Conditions General

What to Know about Cubital Tunnel Syndrome

Have you ever bumped into a piece of furniture and knocked your “funny bone” so that you feel immediate tingling pain? What we refer to as a funny bone isnt the bone itself at all. Instead, it is the ulnar nerve. It runs from the upper arm over the elbow and down to the lower arm through something called the cubital tunnel. As it wraps around the outer part of the elbow, it is especially susceptible to getting bumped, leaving pain, tingling, and numbness to the lower arm and hand.

Some people develop cubital tunnel syndrome, which is similar to carpal tunnel in the wrist, but affects this ulnar nerve specifically. When the nerve becomes compressed or inflamed, you will feel the same pain you would if you had bumped your funny bone, but in a more severe and ongoing basis. This is cubital tunnel syndrome and it can be caused by a few different issues.

Causes of Cubital Tunnel Syndrome

The main cause of cubital tunnel syndrome comes from pressure on the funny bone area. If you feel your elbow on the outside, you will notice a groove between two bone endings. This is where the cubital tunnel lies. If direct pressure is placed on this area, it can compress the nerve and you will start feeling tingling and numbness in the ring finger and pinky finger. Over time, the constant compression of the area can lead to inflammation on the ulnar nerve.

If you keep your elbow bent at an intense angle for a long period of time, this can overstretch the cubital tunnel and ulnar nerve until it becomes inflamed and swollen. This is most often a problem when people sleep at night.

For some people, there is something off with their anatomy and this leads to the ulnar nerve sliding over the bump of bone in the elbow. This repetitive motion will result in damage to the nerve and inflammation in the soft tissue around it.

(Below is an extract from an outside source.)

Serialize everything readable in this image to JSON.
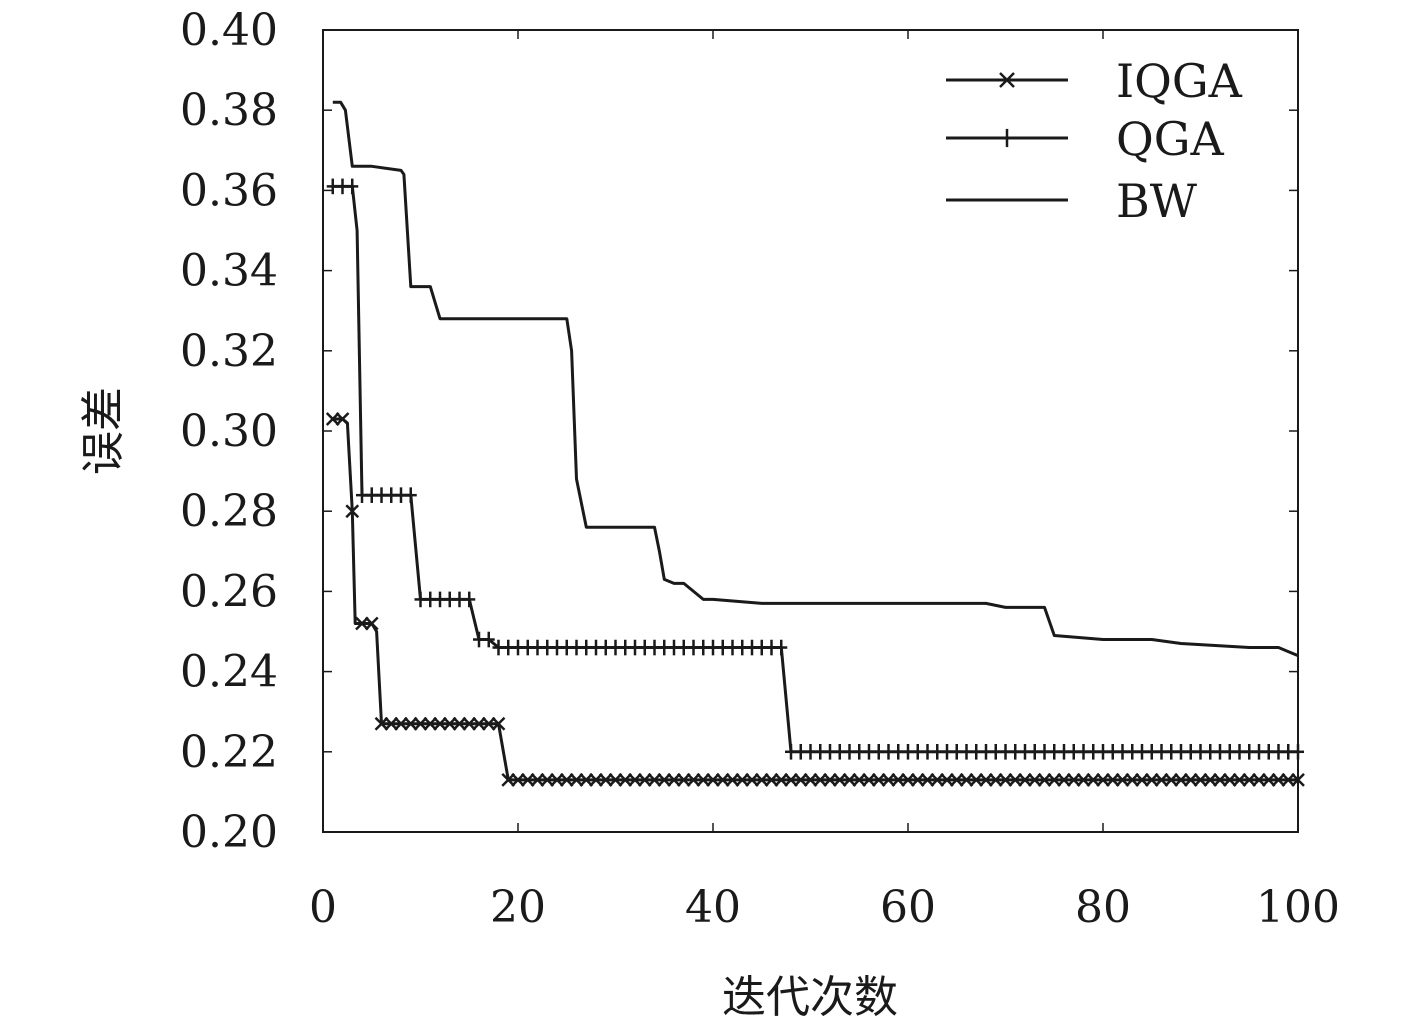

The Symptoms of Cubital Tunnel Syndrome

The most common symptom will feel as if the ring and pinky fingers on the hand have gone to sleep. The experience of “pins and needles” is a regular complaint as well. It may worsen if you need to hold your elbow bent for a long time. Many people notice this when they hold their phone to their ear. This is often a common reason fingers go to sleep. Other symptoms besides the asleep feeling include:

  • Weakness in the hand
  • Clumsiness in the hand
  • Loss of strength
  • Loss of sensation in the hand

Sometimes, cubital tunnel syndrome can be treated by splinting the arm to keep it straight while you sleep. You may also need to go to therapy and learn ways to avoid putting pressure on your elbow. If the problem is severe, then you may need surgery to release tendons and relieve pressure on the ulnar nerve.

Cubital tunnel syndrome most often occurs when you put constant pressure or strain on the funny bone portion of the elbow, but it can be relieved with treatment.